В ночи снаружи пульсировали квакши, и этот звук навевал Вик мысль о прерывисто гудящем электрическом генераторе.
— Я заставила его исчезнуть, — сказала она. — Мост. Чтобы никто не мог по нему за мной последовать. Вот… вот почему я так разогрелась. За последние два дня я проезжала по нему несколько раз. Из-за этого у меня небольшой жар. Но все в порядке. Это ничего.
Лу опустился на стул напротив нее. Дерево скрипнуло. Сидя за маленьким деревянным столом, он выглядел смешно, словно медведь в юбке.
Ее отец прислонился к кухонному столу, скрестив руки на худой и впалой груди. Темнота, подумала она, принесла облегчение им обоим. В ней они оба стали тенями, и он снова мог быть самим собой, человеком, который сидел в ее спальне, когда она болела, и рассказывал ей о местах, куда ездил на своем мотоцикле, о передрягах, в которых оказывался. Она же могла быть той девочкой, которой была, когда они жили в одном доме, которую он очень любил, по которой очень сильно скучал — и с которой у нее было так мало общего.

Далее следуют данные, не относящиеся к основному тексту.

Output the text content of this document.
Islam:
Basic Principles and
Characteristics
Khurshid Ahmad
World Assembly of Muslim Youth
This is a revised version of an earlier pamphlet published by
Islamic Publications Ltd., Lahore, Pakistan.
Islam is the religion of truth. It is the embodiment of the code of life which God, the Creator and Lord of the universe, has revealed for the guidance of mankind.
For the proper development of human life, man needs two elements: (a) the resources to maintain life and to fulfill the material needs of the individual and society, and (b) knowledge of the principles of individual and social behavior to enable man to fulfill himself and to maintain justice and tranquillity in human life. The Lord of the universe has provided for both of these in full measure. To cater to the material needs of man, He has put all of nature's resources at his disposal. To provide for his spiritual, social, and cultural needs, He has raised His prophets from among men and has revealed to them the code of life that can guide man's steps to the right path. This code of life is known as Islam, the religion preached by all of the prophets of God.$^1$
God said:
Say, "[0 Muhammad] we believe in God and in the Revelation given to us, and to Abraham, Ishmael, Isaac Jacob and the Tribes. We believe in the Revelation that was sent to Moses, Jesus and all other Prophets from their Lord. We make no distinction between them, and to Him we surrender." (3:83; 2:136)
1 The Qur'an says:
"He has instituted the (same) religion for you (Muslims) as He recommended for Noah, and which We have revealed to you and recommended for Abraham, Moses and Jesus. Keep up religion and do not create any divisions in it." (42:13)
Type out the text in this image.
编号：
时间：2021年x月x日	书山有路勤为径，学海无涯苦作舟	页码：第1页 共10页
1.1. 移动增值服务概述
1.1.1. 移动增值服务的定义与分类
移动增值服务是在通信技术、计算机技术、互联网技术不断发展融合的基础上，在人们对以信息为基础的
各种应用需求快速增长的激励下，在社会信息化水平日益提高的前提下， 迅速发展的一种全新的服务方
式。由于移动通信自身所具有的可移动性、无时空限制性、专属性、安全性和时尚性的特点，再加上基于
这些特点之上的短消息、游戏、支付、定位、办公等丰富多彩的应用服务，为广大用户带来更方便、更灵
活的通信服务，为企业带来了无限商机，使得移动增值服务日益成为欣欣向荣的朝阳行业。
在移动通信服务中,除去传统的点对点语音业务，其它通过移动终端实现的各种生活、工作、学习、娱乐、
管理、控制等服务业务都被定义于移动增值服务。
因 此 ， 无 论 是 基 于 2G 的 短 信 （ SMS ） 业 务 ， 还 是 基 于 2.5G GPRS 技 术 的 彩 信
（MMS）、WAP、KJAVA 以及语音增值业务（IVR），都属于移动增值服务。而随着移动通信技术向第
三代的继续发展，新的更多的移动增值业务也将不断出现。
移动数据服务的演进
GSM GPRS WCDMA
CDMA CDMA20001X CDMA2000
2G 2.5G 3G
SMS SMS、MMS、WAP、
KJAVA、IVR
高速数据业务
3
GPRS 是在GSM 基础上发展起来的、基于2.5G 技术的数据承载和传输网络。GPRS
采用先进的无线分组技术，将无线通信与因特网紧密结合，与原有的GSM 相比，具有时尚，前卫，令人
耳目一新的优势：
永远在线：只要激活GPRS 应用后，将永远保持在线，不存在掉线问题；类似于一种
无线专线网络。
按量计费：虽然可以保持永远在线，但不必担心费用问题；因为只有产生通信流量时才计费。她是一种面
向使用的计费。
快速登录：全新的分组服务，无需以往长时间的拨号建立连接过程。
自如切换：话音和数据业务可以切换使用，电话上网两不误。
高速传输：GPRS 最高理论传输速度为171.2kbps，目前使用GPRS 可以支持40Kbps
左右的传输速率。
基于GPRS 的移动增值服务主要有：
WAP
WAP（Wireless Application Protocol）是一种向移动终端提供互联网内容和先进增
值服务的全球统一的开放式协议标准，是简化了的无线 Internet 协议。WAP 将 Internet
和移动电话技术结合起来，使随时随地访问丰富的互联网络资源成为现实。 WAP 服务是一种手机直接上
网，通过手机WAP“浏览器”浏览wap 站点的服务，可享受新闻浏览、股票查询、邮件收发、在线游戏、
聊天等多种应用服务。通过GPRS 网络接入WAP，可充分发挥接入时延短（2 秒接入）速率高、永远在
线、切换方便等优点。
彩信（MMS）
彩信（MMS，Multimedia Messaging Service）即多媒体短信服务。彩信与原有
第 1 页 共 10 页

— У тебя бывало такое, когда ты была маленькой, — сказал отец, чьи мысли, возможно, шли в том же направлении. — Ты возвращалась домой после поездки на байке, обычно что-нибудь с собой привозя. Потерянную куклу. Потерянный браслет. И у тебя бывал небольшой жар, и ты рассказывала всякие небылицы. Мы с твоей мамой все время об этом говорили. О том, куда ты ездишь. Мы думали, что у тебя, может, руки чешутся, что ты — э-э — одалживаешь вещи, а потом возвращаешь их, когда другие замечают их пропажу.
— Ты так не думал, — сказала она. — Ты не думал, что я ворую.
— Верно. Это, в основном, было теорией твоей матери.
— А у тебя какая была теория?
— Что байк для тебя вроде как волшебная лоза. Знаешь, что это такое? Старожилы в здешних краях берут ветку тиса или орешника и носят ее там и сям в поисках подпочвенной воды. Звучит глупо, но там, где я вырос, не выкопали ни колодца, не посоветовавшись перед тем с лозоискателем.
— Ты не далек от истины. Помнишь «Короткий путь»?
Он опустил голову, задумавшись. В профиль он выглядел почти так же, как в тридцать лет.
— Крытый мост, — сказал он. — Ты и другие дети подбивали друг друга переходить через него. Это меня бесило. У него был такой вид, словно он вот-вот упадет в реку. Его снесли. Кажется, в 1985-м?
— Да. Только вот для меня он так и не рухнул. Когда мне надо было что-то найти, я могла поехать в лес, и он появлялся снова, я могла проехать по нему к любой потерявшейся вещи. В детстве я ездила по нему на «Роли». Помнишь велосипед, который ты подарил мне на день рождения?
— Он для тебя был слишком велик, — сказал он.
— А я подросла. Как ты и говорил. — Она сделала паузу, потом кивнула в сторону сетчатой двери. — Теперь у меня «Триумф», стоит там. В следующий раз я поеду по мосту «Короткого пути», чтобы встретиться с Чарли Мэнксом. Это он забрал Уэйна.